General outlier detection for univariate datasets
Source:vignettes/generaloutlier.Rmd
generaloutlier.Rmd
Introduction to general data outlier detection
The presence of outliers is a general concern even is data which is not specifically for species distribution modelling. Also, the same approach of adhoc selection of outlier detection method is considered to detect and remove outliers in the data, which increased subjectivity. Therefore, we extend specleanr principle of ensembling multiple outlier detection methods to identify absolute outliers in the datasets which can later be removed.
The same process is followed but the no data extraction and evaluating model performance is required.
Below is a detailed workflow for objectively detecting and removing outlier in iris dataset which is incorporated in the dataset package in R programming Language
irisdata1 <- iris
#introduce outlier data and NAs
rowsOutNA1 <- data.frame(x= c(344, NA,NA, NA),
x2 = c(34, 45, 544, NA),
x3= c(584, 5, 554, NA),
x4 = c(575, 4554,474, NA),
x5 =c('setosa', 'setosa', 'setosa', "setosa"))
colnames(rowsOutNA1) <- colnames(irisdata1)
dfinal <- rbind(irisdata1, rowsOutNA1)
Detecting outlier in changed iris dataset*
We can only use univariate methods to detect only in in variable such
as Sepal.Length or we can exclude the species column and also use
multivariate methods such as isolation forest, Mahalanobis outlier
detection method or One class support vector machines. To identify the
methods allowed in this package, run
**extractMethod()**
NOTE * Because we are considering univariate analysis, the parameter sdm is set to FALSE.
Also, all multivariate outlier detection methods are not necessary for univariate datasets. The function extractMethods() can be used to identify the different methods allowed.
Indicate na.inform to show how NAs are handled in the dataset. If percentage NAs in a column are greater than then missingness parameter, then that particular column will be removed. Otherwise, the rows with NAs will be removed using na.omit to avoid failing the outlier detection methods. In summary, increasing missingness may lead to loss many rows especially if any column has more missing values.
Filter out only setosa data before outlier detection
setosadf <- dfinal[dfinal$Species%in%"setosa",c("Sepal.Width", 'Species')]

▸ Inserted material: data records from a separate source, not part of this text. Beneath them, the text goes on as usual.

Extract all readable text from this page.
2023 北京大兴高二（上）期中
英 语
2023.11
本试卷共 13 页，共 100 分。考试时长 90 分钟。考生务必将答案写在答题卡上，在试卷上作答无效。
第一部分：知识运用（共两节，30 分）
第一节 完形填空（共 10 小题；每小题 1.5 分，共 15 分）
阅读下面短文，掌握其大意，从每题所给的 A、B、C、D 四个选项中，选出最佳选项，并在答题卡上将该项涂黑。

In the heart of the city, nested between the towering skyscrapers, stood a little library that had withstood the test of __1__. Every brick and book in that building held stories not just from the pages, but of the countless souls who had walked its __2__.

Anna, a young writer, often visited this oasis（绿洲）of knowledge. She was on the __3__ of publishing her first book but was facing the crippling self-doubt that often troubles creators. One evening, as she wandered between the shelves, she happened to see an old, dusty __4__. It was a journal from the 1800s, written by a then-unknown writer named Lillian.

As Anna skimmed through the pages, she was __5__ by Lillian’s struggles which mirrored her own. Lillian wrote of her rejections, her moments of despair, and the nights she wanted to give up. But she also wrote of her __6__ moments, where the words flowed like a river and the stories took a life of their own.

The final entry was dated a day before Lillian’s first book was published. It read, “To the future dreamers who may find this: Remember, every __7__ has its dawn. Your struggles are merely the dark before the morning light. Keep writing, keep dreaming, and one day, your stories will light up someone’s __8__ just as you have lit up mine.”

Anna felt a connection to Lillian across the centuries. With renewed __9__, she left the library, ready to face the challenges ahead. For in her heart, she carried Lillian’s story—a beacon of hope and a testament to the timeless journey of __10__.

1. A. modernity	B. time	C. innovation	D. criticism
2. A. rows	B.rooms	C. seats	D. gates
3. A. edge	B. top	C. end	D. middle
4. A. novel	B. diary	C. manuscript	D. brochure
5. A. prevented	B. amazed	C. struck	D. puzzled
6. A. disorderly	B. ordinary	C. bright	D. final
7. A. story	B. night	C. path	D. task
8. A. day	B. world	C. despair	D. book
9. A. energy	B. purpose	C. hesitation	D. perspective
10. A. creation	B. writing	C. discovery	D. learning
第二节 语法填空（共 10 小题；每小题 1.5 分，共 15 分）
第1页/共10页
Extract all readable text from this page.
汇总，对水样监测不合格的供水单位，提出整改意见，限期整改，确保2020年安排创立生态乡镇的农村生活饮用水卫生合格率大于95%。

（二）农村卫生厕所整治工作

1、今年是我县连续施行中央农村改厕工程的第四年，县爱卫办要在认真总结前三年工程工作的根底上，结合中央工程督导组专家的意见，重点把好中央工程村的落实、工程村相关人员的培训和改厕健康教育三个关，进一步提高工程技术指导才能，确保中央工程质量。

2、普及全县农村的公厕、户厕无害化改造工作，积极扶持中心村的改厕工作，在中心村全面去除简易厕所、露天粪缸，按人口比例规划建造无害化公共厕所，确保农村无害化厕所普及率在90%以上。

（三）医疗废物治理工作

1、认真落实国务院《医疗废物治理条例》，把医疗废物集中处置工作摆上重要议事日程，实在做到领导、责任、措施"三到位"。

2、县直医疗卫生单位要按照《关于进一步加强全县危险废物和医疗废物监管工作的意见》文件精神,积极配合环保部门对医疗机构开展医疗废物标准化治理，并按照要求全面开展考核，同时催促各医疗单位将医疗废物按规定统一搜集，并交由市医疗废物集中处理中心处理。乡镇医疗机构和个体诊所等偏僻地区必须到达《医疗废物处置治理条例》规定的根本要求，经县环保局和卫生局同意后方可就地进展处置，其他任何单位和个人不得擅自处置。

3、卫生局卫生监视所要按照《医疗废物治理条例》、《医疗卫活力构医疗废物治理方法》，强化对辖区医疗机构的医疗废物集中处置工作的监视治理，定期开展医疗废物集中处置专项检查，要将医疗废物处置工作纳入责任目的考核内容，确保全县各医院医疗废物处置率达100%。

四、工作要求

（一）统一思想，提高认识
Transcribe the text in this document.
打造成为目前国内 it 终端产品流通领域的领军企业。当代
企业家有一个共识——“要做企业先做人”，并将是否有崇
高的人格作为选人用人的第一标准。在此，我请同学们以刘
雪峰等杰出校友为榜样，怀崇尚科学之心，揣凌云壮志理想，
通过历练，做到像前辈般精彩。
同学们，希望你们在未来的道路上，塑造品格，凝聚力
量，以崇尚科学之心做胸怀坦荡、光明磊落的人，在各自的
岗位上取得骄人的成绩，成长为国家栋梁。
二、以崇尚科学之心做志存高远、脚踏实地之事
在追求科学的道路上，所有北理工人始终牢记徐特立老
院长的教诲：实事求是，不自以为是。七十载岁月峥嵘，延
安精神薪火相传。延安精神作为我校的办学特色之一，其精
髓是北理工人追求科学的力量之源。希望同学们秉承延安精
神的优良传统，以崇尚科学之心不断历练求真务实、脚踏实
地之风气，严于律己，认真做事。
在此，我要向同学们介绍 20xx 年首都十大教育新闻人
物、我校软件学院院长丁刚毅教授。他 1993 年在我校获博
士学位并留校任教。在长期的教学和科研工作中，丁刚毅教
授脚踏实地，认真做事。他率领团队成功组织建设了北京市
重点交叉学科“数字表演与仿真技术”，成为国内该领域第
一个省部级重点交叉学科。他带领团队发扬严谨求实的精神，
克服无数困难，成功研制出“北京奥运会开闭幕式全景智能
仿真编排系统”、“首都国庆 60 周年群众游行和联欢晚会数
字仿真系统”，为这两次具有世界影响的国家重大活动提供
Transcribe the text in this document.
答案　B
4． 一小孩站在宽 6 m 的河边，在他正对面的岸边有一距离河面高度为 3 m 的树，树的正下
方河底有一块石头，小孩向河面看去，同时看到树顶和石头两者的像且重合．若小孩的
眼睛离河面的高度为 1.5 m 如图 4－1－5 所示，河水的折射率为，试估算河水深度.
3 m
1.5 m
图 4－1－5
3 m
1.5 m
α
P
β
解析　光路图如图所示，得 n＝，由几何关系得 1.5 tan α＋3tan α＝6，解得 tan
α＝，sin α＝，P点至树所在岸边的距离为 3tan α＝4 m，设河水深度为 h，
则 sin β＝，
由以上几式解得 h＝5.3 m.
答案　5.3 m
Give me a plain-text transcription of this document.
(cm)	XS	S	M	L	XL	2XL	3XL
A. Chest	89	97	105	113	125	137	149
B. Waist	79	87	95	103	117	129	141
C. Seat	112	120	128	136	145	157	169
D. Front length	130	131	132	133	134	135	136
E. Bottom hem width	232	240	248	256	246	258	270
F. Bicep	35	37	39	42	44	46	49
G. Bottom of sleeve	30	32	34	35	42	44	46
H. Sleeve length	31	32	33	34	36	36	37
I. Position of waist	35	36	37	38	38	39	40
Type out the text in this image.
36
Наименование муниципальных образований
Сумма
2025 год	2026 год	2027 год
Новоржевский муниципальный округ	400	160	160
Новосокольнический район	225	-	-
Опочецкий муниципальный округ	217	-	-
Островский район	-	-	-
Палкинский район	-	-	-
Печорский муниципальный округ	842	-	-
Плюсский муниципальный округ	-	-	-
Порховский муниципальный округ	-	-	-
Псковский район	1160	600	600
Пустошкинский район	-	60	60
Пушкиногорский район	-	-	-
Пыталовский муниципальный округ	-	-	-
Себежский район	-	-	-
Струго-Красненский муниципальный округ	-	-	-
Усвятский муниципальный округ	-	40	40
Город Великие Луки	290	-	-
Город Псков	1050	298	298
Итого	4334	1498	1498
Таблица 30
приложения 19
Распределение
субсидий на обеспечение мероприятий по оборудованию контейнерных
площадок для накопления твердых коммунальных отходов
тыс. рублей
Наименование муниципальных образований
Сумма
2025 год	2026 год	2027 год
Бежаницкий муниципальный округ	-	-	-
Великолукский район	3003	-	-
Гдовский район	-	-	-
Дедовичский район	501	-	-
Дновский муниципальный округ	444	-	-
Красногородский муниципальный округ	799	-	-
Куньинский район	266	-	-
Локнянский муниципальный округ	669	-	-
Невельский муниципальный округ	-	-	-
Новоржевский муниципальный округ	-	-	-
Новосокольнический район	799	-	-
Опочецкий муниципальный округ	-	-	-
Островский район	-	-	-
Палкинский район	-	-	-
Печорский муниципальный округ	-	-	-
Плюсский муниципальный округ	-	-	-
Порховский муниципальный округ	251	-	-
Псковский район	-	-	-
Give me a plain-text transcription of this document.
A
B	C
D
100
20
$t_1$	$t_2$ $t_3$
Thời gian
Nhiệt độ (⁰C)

setosa_outlier_detection <- multidetect(data = setosadf,
var = 'Sepal.Width',
multiple = FALSE,
methods = c("adjbox", "iqr", "hampel","jknife",
"seqfences", "mixediqr",
"distboxplot", "semiqr",
"zscore", "logboxplot", "medianrule"),
silence_true_errors = FALSE,
missingness = 0.1,
sdm = FALSE,
na.inform = TRUE)
#> 1 (1.85%) NAs removed for parameter Sepal.Width.
#extractMethods()
Obtaining quality controlled dataset using loess method or data labelling
setosa_qc_loess <- extract_clean_data(refdata = setosadf,
outliers = setosa_outlier_detection, loess = TRUE)
#clean dataset
nrow(setosa_qc_loess)
#> [1] 51
#reference data
nrow(setosadf)
#> [1] 54
setosa_qc_labeled <- classify_data(refdata = setosadf, outliers = setosa_outlier_detection)
Visualise labelled quality controlled dataset
ggenvironmentalspace(setosa_qc_labeled,
type = '1D',
ggxangle = 45,
scalecolor = 'viridis',
xhjust = 1,
legend_position = 'blank',
ylab = "Number of records",
xlab = "Outlier labels")
For multiple species
NOTE
- For multiple groups, the parameter multiple is changed to TRUE and the var_col should be provided as demonstrated below.
multspp_outlier_detection <- multidetect(data = dfinal,
var = 'Sepal.Width',
multiple = TRUE,
var_col = "Species",
methods = c("adjbox", "iqr", "hampel","jknife",
"seqfences", "mixediqr",
"distboxplot", "semiqr",
"zscore", "logboxplot", "medianrule"),
silence_true_errors = FALSE,
missingness = 0.1,
sdm = FALSE,
na.inform = TRUE)
#> 1 (1.85%) NAs removed for parameter Sepal.Width.
#> 0 (0%) NAs removed for parameter Sepal.Width.
#> 0 (0%) NAs removed for parameter Sepal.Width.
Obtaining quality controlled dataset using loess method or data labelling
multsp_qc_loess <- extract_clean_data(refdata = dfinal,
outliers = multspp_outlier_detection,
var_col = 'Species',
loess = TRUE)
#clean dataset
nrow(multsp_qc_loess)
#> [1] 151
#reference data
nrow(dfinal)
#> [1] 154
multi_qc_labeled <- classify_data(refdata = dfinal,
outliers = multspp_outlier_detection,
var_col = 'Species')
Visualise labelled quality controlled dataset
ggenvironmentalspace(multi_qc_labeled,
type = '1D',
ggxangle = 45,
scalecolor = 'viridis',
xhjust = 1,
legend_position = 'blank',
ylab = "Number of records",
xlab = "Outlier labels")
The package is undergoing peer review for publication